Firms being investigated include Carlyle Group, Apollo Global Management, KKR & Co., TPG, Blackstone, and hedge fund companies including Citadel, Reuters wrote. Senior executives are among the employees whose messages were reportedly collected.
“The executives gave their personal phones and other devices to their employers or lawyers to be copied, and messages discussing business have been handed to the SEC, three people said,” according to Reuters.
The SEC is apparently collecting more messages in this probe of investment advisers than it did in previous probes targeting broker-dealers. In the earlier broker-dealer investigations, “the SEC asked companies to review staff messages and report to the agency how many discussed work,” Reuters wrote. “SEC staff reviewed only a sample of messages themselves, according to three sources with knowledge of the previous investigations.”
The SEC declined to comment when contacted by Ars today. The government has been investigating how Wall Street firms keep track of employee communications for about two years, and the probes have already resulted in over $2 billion in fines for recordkeeping failures and use of unapproved communication methods.
As Reuters noted, the use of private messaging services that aren’t monitored by employers “has dogged Wall Street compliance departments for years. Because companies do not surveil personal messaging channels, using them to discuss business puts SEC-regulated employers in breach of requirements to record all business communications.”
Investment advisory firms have criticized the SEC demands, “arguing their recordkeeping requirements are narrower than broker-dealers’,” Reuters wrote.
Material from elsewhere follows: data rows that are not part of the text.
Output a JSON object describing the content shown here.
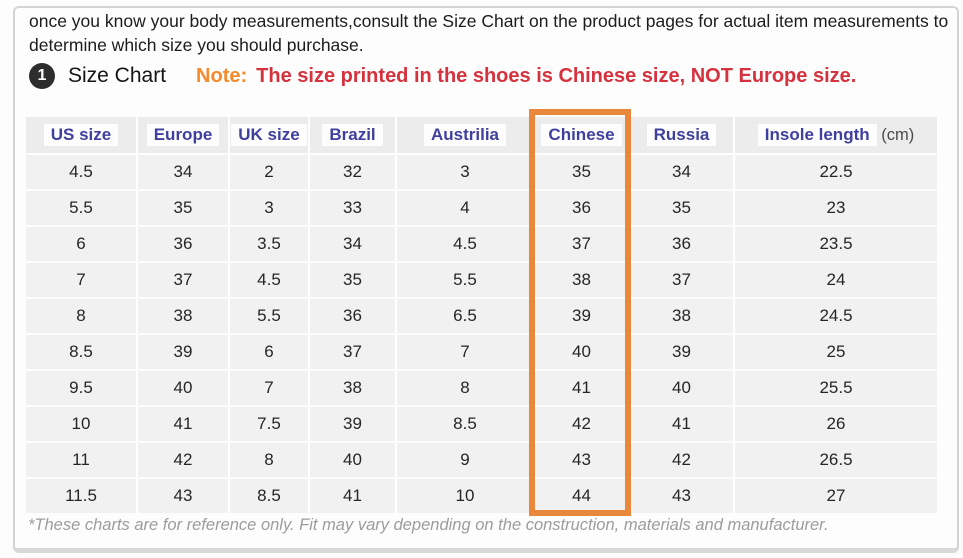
{
  "intro": {
    "text": "once you know your body measurements,consult the Size Chart on the product pages for actual item measurements to determine which size you should purchase."
  },
  "heading": {
    "badge": "1",
    "title": "Size Chart",
    "note_label": "Note:",
    "note_text": "The size printed in the shoes is Chinese size, NOT Europe size."
  },
  "chart_data": {
    "type": "table",
    "title": "Size Chart",
    "highlighted_column": "Chinese",
    "columns": [
      {
        "label": "US size"
      },
      {
        "label": "Europe"
      },
      {
        "label": "UK size"
      },
      {
        "label": "Brazil"
      },
      {
        "label": "Austrilia"
      },
      {
        "label": "Chinese"
      },
      {
        "label": "Russia"
      },
      {
        "label": "Insole length",
        "unit": "(cm)"
      }
    ],
    "rows": [
      [
        "4.5",
        "34",
        "2",
        "32",
        "3",
        "35",
        "34",
        "22.5"
      ],
      [
        "5.5",
        "35",
        "3",
        "33",
        "4",
        "36",
        "35",
        "23"
      ],
      [
        "6",
        "36",
        "3.5",
        "34",
        "4.5",
        "37",
        "36",
        "23.5"
      ],
      [
        "7",
        "37",
        "4.5",
        "35",
        "5.5",
        "38",
        "37",
        "24"
      ],
      [
        "8",
        "38",
        "5.5",
        "36",
        "6.5",
        "39",
        "38",
        "24.5"
      ],
      [
        "8.5",
        "39",
        "6",
        "37",
        "7",
        "40",
        "39",
        "25"
      ],
      [
        "9.5",
        "40",
        "7",
        "38",
        "8",
        "41",
        "40",
        "25.5"
      ],
      [
        "10",
        "41",
        "7.5",
        "39",
        "8.5",
        "42",
        "41",
        "26"
      ],
      [
        "11",
        "42",
        "8",
        "40",
        "9",
        "43",
        "42",
        "26.5"
      ],
      [
        "11.5",
        "43",
        "8.5",
        "41",
        "10",
        "44",
        "43",
        "27"
      ]
    ]
  },
  "footnote": "*These charts are for reference only. Fit may vary depending on the construction, materials and manufacturer.",
  "colors": {
    "header_text": "#3f3f9e",
    "note_orange": "#f6892b",
    "warning_red": "#d6323e",
    "highlight_box": "#e9883a",
    "row_background": "#f1f1f1"
  }
}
The Managed Funds Association industry group was quoted as saying that “unilaterally expanding the rules by enforcement actions sidesteps due process and creates a dangerous precedent.”
On August 8, the SEC said it charged 11 Wall Street firms with “widespread recordkeeping failures” related to the use of messaging platforms on personal devices. The firms “acknowledged that their conduct violated recordkeeping provisions of the federal securities laws” and “agreed to pay combined penalties of $289 million,” the SEC said.
“Today’s actions stem from our continuing sweep to ensure that regulated entities, including broker-dealers and investment advisers, comply with their recordkeeping requirements, which are essential for us to monitor and enforce compliance with the federal securities laws,” SEC Deputy Director of Enforcement Sanjay Wadhwa said at the time.